Q&A: Growing concern over the prevalence of ultra-processed foods in American diets
August 10, 2021
The accessibility, affordability and convenience of ultra-processed foods have made them a common staple in stores and pantries. But these foods, which are high in added sugars, oils, fats and other substances that normally wouldn’t be used in cooking, are growing more pervasive in American diets, especially for kids.
This trend is a major cause for concern for nutrition researchers like Katie Meyer, ScD, and Lindsey Smith Taillie, PhD, two assistant professors from the Department of Nutrition at the UNC Gillings School of Global Public Health. They have co-authored an editorial in the Journal of the American Medical Association (JAMA) that highlights a new study on the more than five percent increase in the share of ultra-processed foods found in youth diets over the past two decades. They call for action from public health leaders and researchers to understand of the role these foods play in the American food system and develop policies to reduce their consumption.
Taillie, a Faculty Fellow at the Carolina Population Center, answered some questions about her latest research.
What trends have you found concerning ultra-processed foods and kids?
Overall, ultra-processed food intake is increasing in kids and comprises a very large share of daily calories- in fact, the majority of kids’ calories (70%) come from UPF.
Who are these foods marketed to?
Both kids and parents. To kids, companies use child-directed marketing strategies, such as cartoon characters, sports figures, and move tie-ins. To parents, companies use health and nutrition claims. This creates a one-two punch that is very hard to counteract. Part of the reason why is due to “pester power,” or the idea that kids will annoy their parents to purchase something in the store, and then the parents will buy it to avoid a tantrum, make their kid happy, or simply because they think it is the only way they’ll get their kid to actually eat. The health and nutrition claims make parents feel better about their choices. The problem with this is that we have also found that these claims are highly misleading, are influential, and are not associated with better nutritional quality of products.
Here’s a good example: Frozen marketing hooks the kids, nutrient claims assuage the parents.

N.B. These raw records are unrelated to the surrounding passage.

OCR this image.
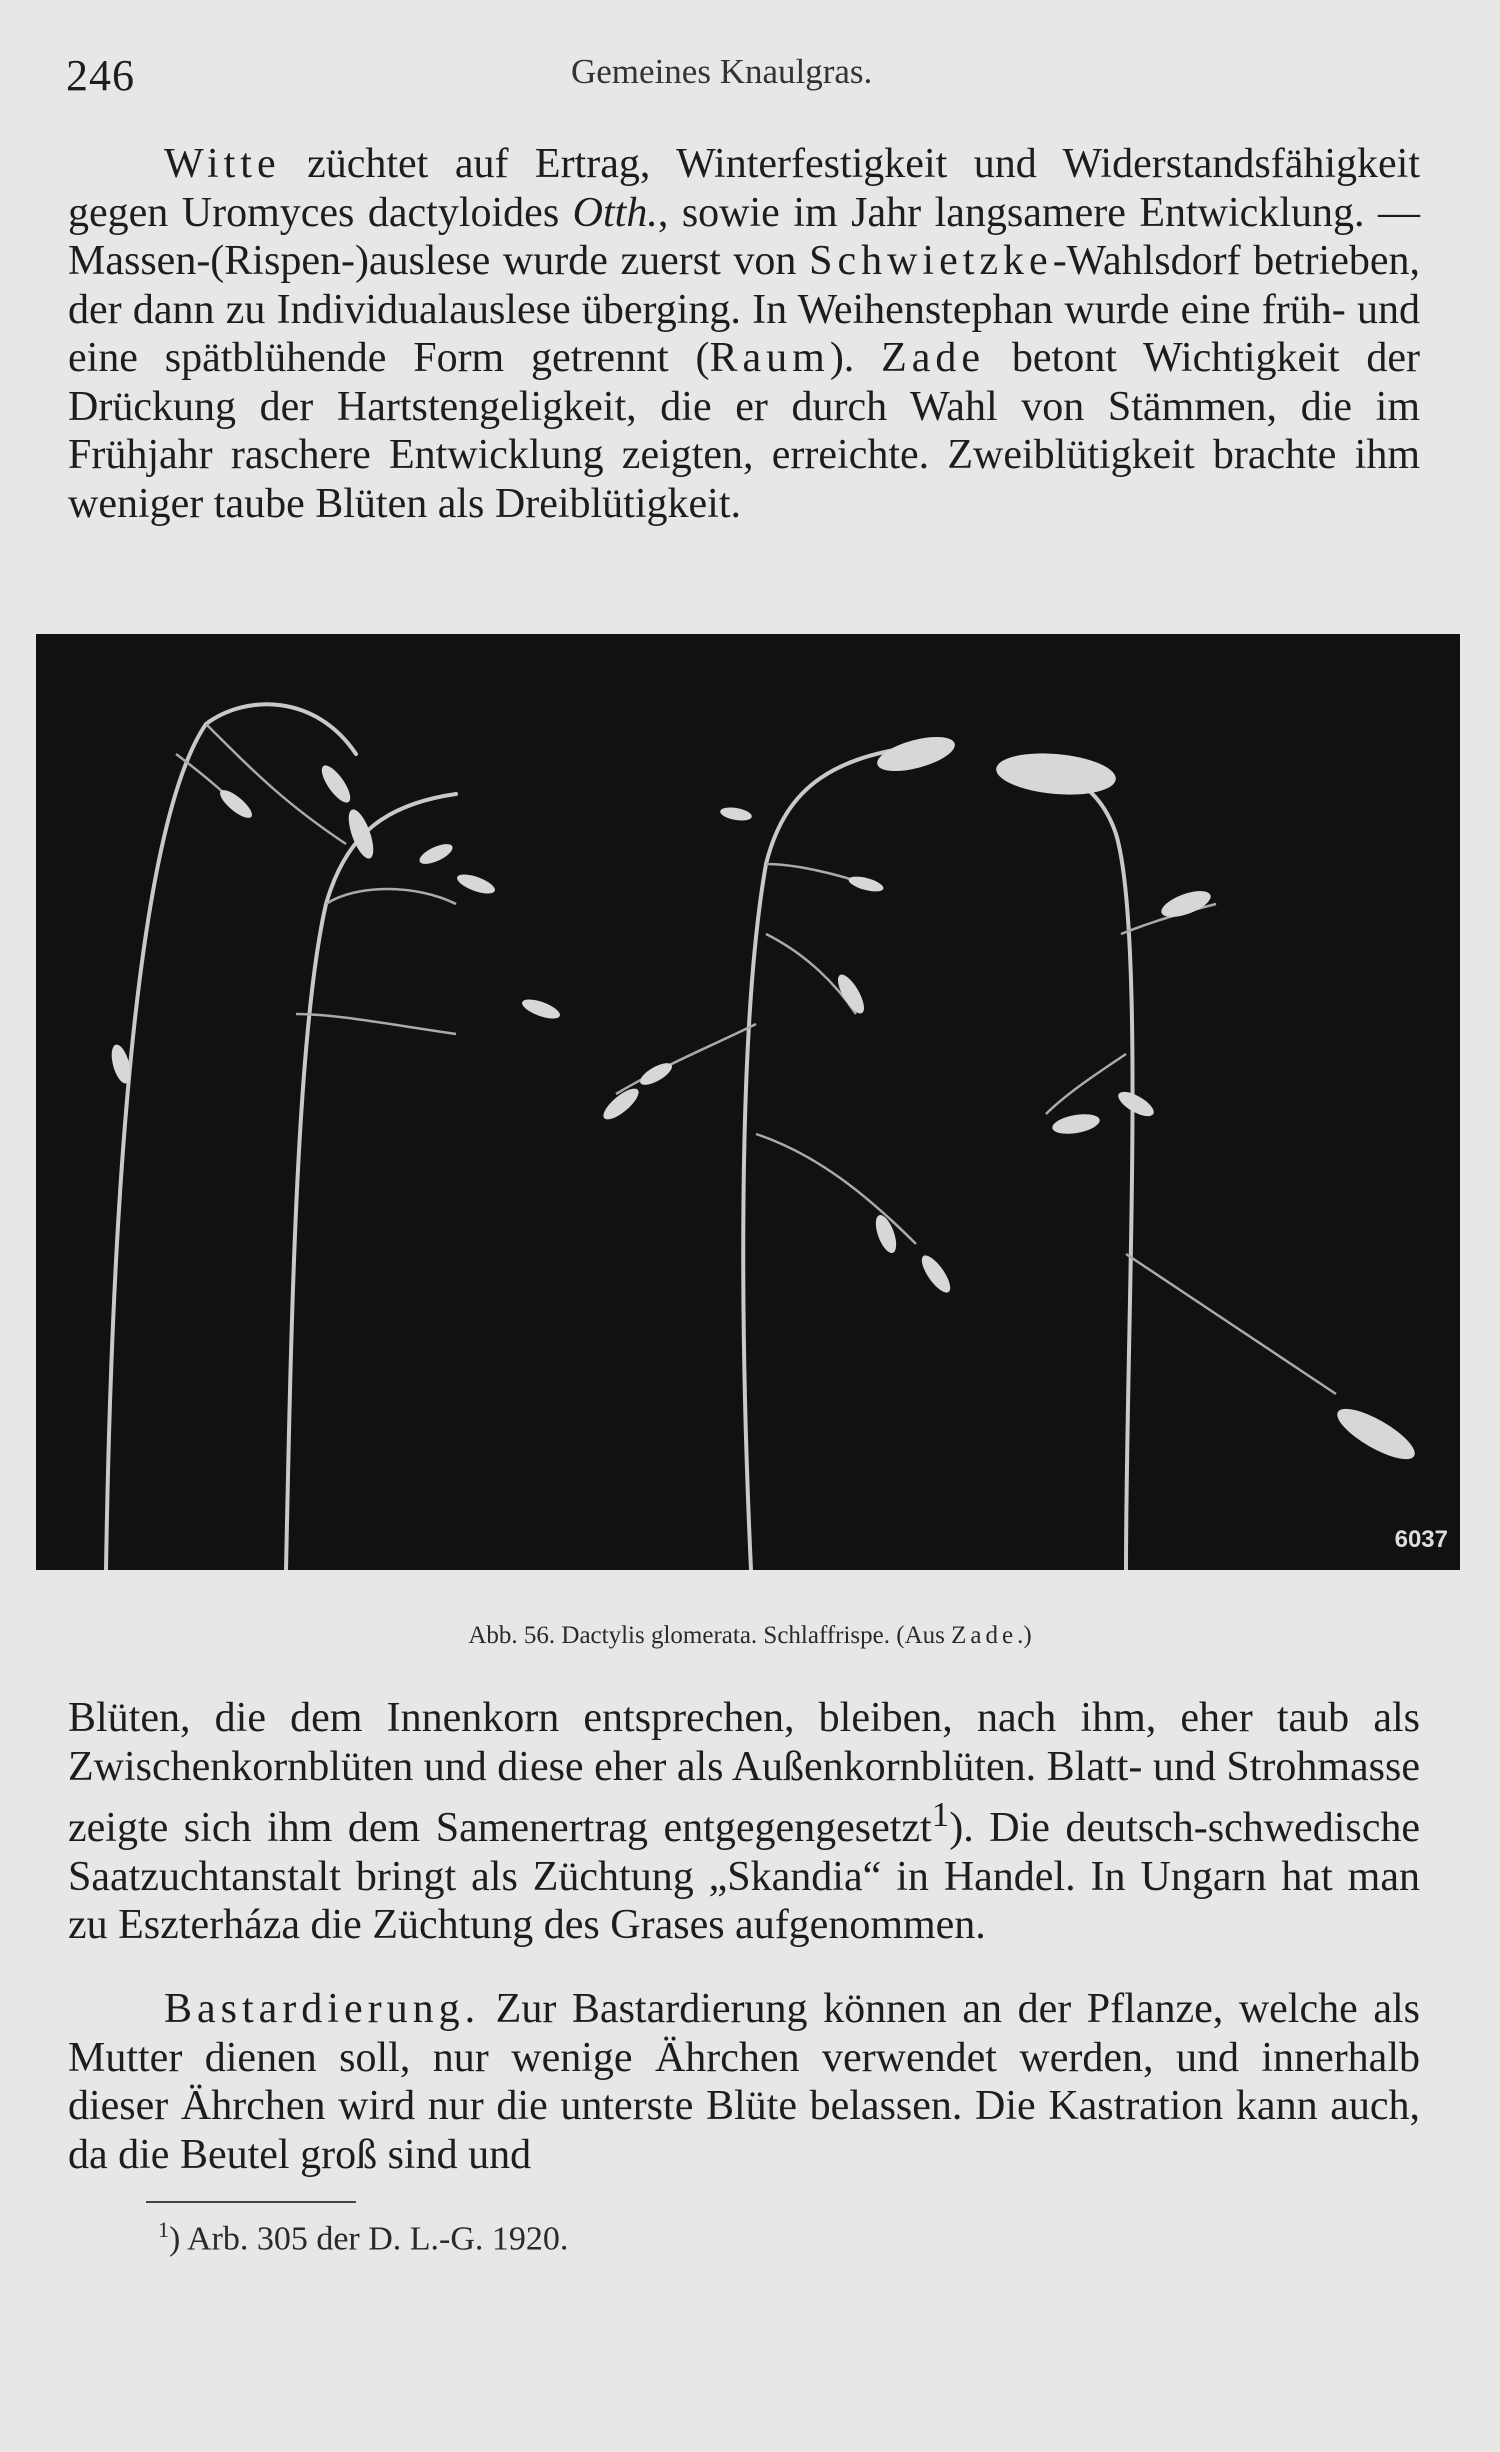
246	Gemeines Knaulgras.

Witte züchtet auf Ertrag, Winterfestigkeit und Widerstandsfähigkeit gegen Uromyces dactyloides Otth., sowie im Jahr langsamere Entwicklung. — Massen-(Rispen-)auslese wurde zuerst von Schwietzke-Wahlsdorf betrieben, der dann zu Individualauslese überging. In Weihenstephan wurde eine früh- und eine spätblühende Form getrennt (Raum). Zade betont Wichtigkeit der Drückung der Hartstengeligkeit, die er durch Wahl von Stämmen, die im Frühjahr raschere Entwicklung zeigten, erreichte. Zweiblütigkeit brachte ihm weniger taube Blüten als Dreiblütigkeit.

6037
Abb. 56. Dactylis glomerata. Schlaffrispe. (Aus Zade.)

Blüten, die dem Innenkorn entsprechen, bleiben, nach ihm, eher taub als Zwischenkornblüten und diese eher als Außenkornblüten. Blatt- und Strohmasse zeigte sich ihm dem Samenertrag entgegengesetzt$^1$). Die deutsch-schwedische Saatzuchtanstalt bringt als Züchtung „Skandia“ in Handel. In Ungarn hat man zu Eszterháza die Züchtung des Grases aufgenommen.

Bastardierung. Zur Bastardierung können an der Pflanze, welche als Mutter dienen soll, nur wenige Ährchen verwendet werden, und innerhalb dieser Ährchen wird nur die unterste Blüte belassen. Die Kastration kann auch, da die Beutel groß sind und

$^1$) Arb. 305 der D. L.-G. 1920.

What kinds of policies can be put in place to reduce consumption?
One of the biggest is banning the use of child-directed marketing on ultra-processed foods that are high in nutrients of concern, including sugar, sodium, saturated fat, and (for kids), non-caloric sweeteners. These foods could also be prohibited from being sold in schools. This enables healthy preference learning for kids: it would give them time to try new foods- such as healthy, unprocessed options- and develop a preference for them. This is notoriously difficult because kids are prone to food neophobia- or being afraid to try new food- and so they need time and repeated exposure to develop a liking for these foods.
The US already has some voluntary actions to reduce child-directed marketing on unhealthy foods, but a lot of research has shown that these voluntary pledges are ineffective.
Other options could target the parental side, to try to provide them more information in a way that is easy to understand, even for a stressed out, time-strapped parent. For example, the FDA could require disclosures or warning labels to alert parents to the presence of high levels of sugar, saturated fat, or sodium. Another option would be to place greater restrictions on the types of products that are allowed to carry nutrition or health claims.
Currently, the FDA is researching the potential development of a “healthy” icon that could be used to signal healthy products, although to my knowledge, they are not limiting this necessarily to unprocessed foods and there is very limited evidence that these types of voluntary positive logos are effective.
Have you seen evidence of this in other countries?
In Chile, from focus groups, we have learned that their combined approach of reducing child-directed marketing, using warning labels, and banning the sales of unhealthy foods in schools has helped kids and their parents learn what is unhealthy. Probably the most important thing we have learned is that a package of actions is necessary to help create a food environment that supports healthy choices.